Я не мог на следующий день смотреть на поля. «Пеплом удобряли землю…» Я все же не хотел верить в это. Я знал уже, как легко при желании вину одного или нескольких переносят на всех. Но молчали все. И те, кто знал, и те, кто догадывался, и даже те, кто не одобрял.
Мы спускались под гору, и разведчик, натягивая вожжи, придерживал коней. Я лежал на сене, светило солнце, от разогревшихся коней пахло потом. Сквозь ребра фуры бежали назад поля. На рыхлой, пепельно-серой земле, молодой, чуть припыленный хлеб. Он сочно лоснился, набирая силу. И я не мог смотреть на эту землю, на этот хлеб.
В голубом идиллическом небе Германии плыли чистые, сверкающей белизны облака. Тени их невесомо скользили по земле. Мир и тишина. Но скольким людям в наступившем мире предстояло воскрешать и заново хоронить убитых, а редким счастливцам — встречать похороненных!

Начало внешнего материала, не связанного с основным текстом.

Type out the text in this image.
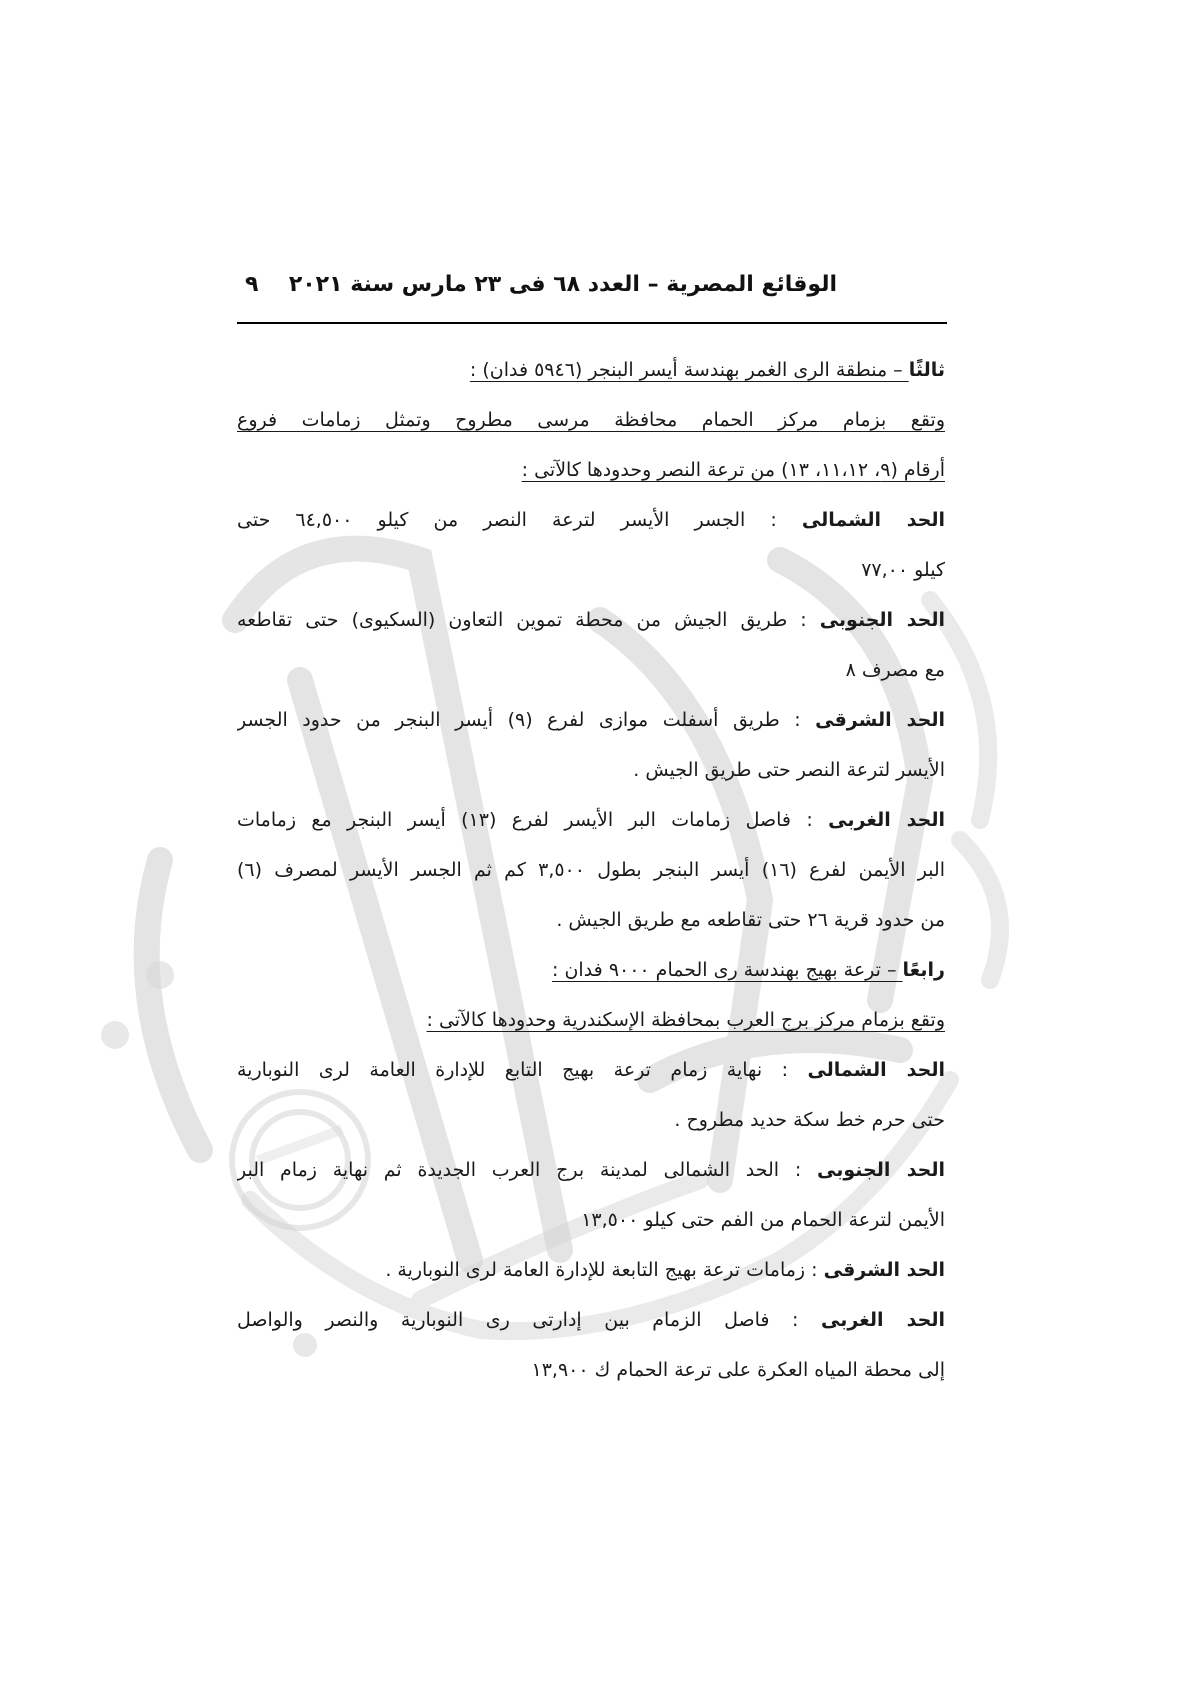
الوقائع المصرية – العدد ٦٨ فى ٢٣ مارس سنة ٢٠٢١
٩
ثالثًا – منطقة الرى الغمر بهندسة أيسر البنجر (٥٩٤٦ فدان) :
وتقع بزمام مركز الحمام محافظة مرسى مطروح وتمثل زمامات فروع
أرقام (٩، ١١،١٢، ١٣) من ترعة النصر وحدودها كالآتى :
الحد الشمالى : الجسر الأيسر لترعة النصر من كيلو ٦٤,٥٠٠ حتى
كيلو ٧٧,٠٠
الحد الجنوبى : طريق الجيش من محطة تموين التعاون (السكيوى) حتى تقاطعه
مع مصرف ٨
الحد الشرقى : طريق أسفلت موازى لفرع (٩) أيسر البنجر من حدود الجسر
الأيسر لترعة النصر حتى طريق الجيش .
الحد الغربى : فاصل زمامات البر الأيسر لفرع (١٣) أيسر البنجر مع زمامات
البر الأيمن لفرع (١٦) أيسر البنجر بطول ٣,٥٠٠ كم ثم الجسر الأيسر لمصرف (٦)
من حدود قرية ٢٦ حتى تقاطعه مع طريق الجيش .
رابعًا – ترعة بهيج بهندسة رى الحمام ٩٠٠٠ فدان :
وتقع بزمام مركز برج العرب بمحافظة الإسكندرية وحدودها كالآتى :
الحد الشمالى : نهاية زمام ترعة بهيج التابع للإدارة العامة لرى النوبارية
حتى حرم خط سكة حديد مطروح .
الحد الجنوبى : الحد الشمالى لمدينة برج العرب الجديدة ثم نهاية زمام البر
الأيمن لترعة الحمام من الفم حتى كيلو ١٣,٥٠٠
الحد الشرقى : زمامات ترعة بهيج التابعة للإدارة العامة لرى النوبارية .
الحد الغربى : فاصل الزمام بين إدارتى رى النوبارية والنصر والواصل
إلى محطة المياه العكرة على ترعة الحمام ك ١٣,٩٠٠
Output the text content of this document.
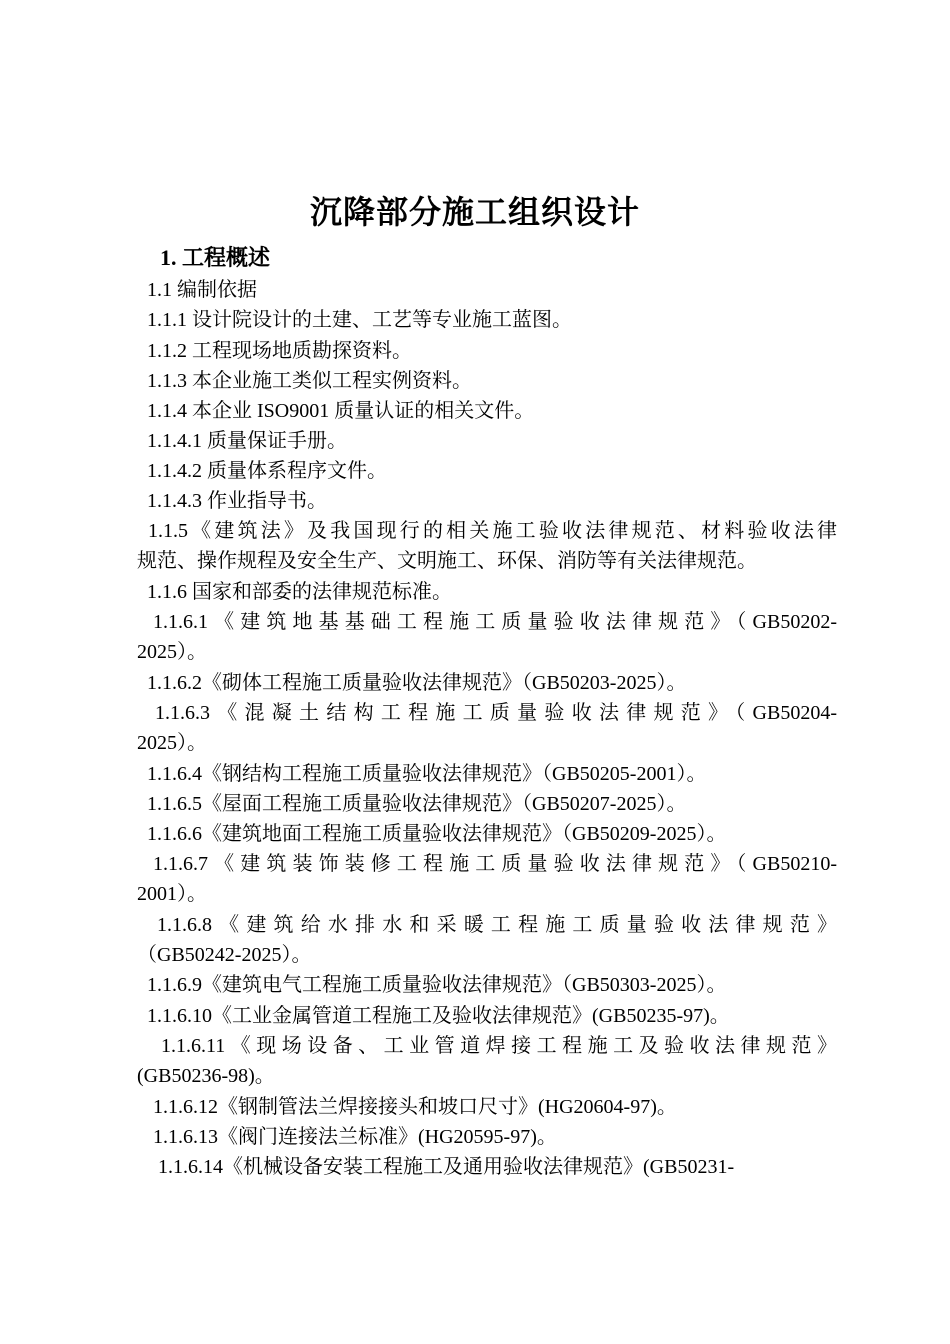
沉降部分施工组织设计
1. 工程概述
1.1 编制依据
1.1.1 设计院设计的土建、工艺等专业施工蓝图。
1.1.2 工程现场地质勘探资料。
1.1.3 本企业施工类似工程实例资料。
1.1.4 本企业 ISO9001 质量认证的相关文件。
1.1.4.1 质量保证手册。
1.1.4.2 质量体系程序文件。
1.1.4.3 作业指导书。
1.1.5《建筑法》及我国现行的相关施工验收法律规范、材料验收法律
规范、操作规程及安全生产、文明施工、环保、消防等有关法律规范。
1.1.6 国家和部委的法律规范标准。
1.1.6.1《建筑地基基础工程施工质量验收法律规范》（GB50202-
2025）。
1.1.6.2《砌体工程施工质量验收法律规范》（GB50203-2025）。
1.1.6.3《混凝土结构工程施工质量验收法律规范》（GB50204-
2025）。
1.1.6.4《钢结构工程施工质量验收法律规范》（GB50205-2001）。
1.1.6.5《屋面工程施工质量验收法律规范》（GB50207-2025）。
1.1.6.6《建筑地面工程施工质量验收法律规范》（GB50209-2025）。
1.1.6.7《建筑装饰装修工程施工质量验收法律规范》（GB50210-
2001）。
1.1.6.8《建筑给水排水和采暖工程施工质量验收法律规范》
（GB50242-2025）。
1.1.6.9《建筑电气工程施工质量验收法律规范》（GB50303-2025）。
1.1.6.10《工业金属管道工程施工及验收法律规范》(GB50235-97)。
1.1.6.11《现场设备、工业管道焊接工程施工及验收法律规范》
(GB50236-98)。
1.1.6.12《钢制管法兰焊接接头和坡口尺寸》(HG20604-97)。
1.1.6.13《阀门连接法兰标准》(HG20595-97)。
1.1.6.14《机械设备安装工程施工及通用验收法律规范》(GB50231-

Мы въехали в улицу, развернулись у двора, и разведчик погнал коней обратно — он торопился, — а я пошёл к дому. Никого из моих ребят во дворе не было, хозяева же, едва завидев меня, скрылись в коровнике и там быстро шептались. Несколько раз оттуда взволнованно выглядывали. Что-то в моё отсутствие произошло.
Я сел на лавку, вытянув ногу, которую больно было сгибать, хотел закурить. Но на мне были синие галифе Яковенко, а я забыл переложить в них свою зажигалку. Хозяин уже шёл сюда. Я намочил палец и стал слюнявить сцарапанный на боку ремень.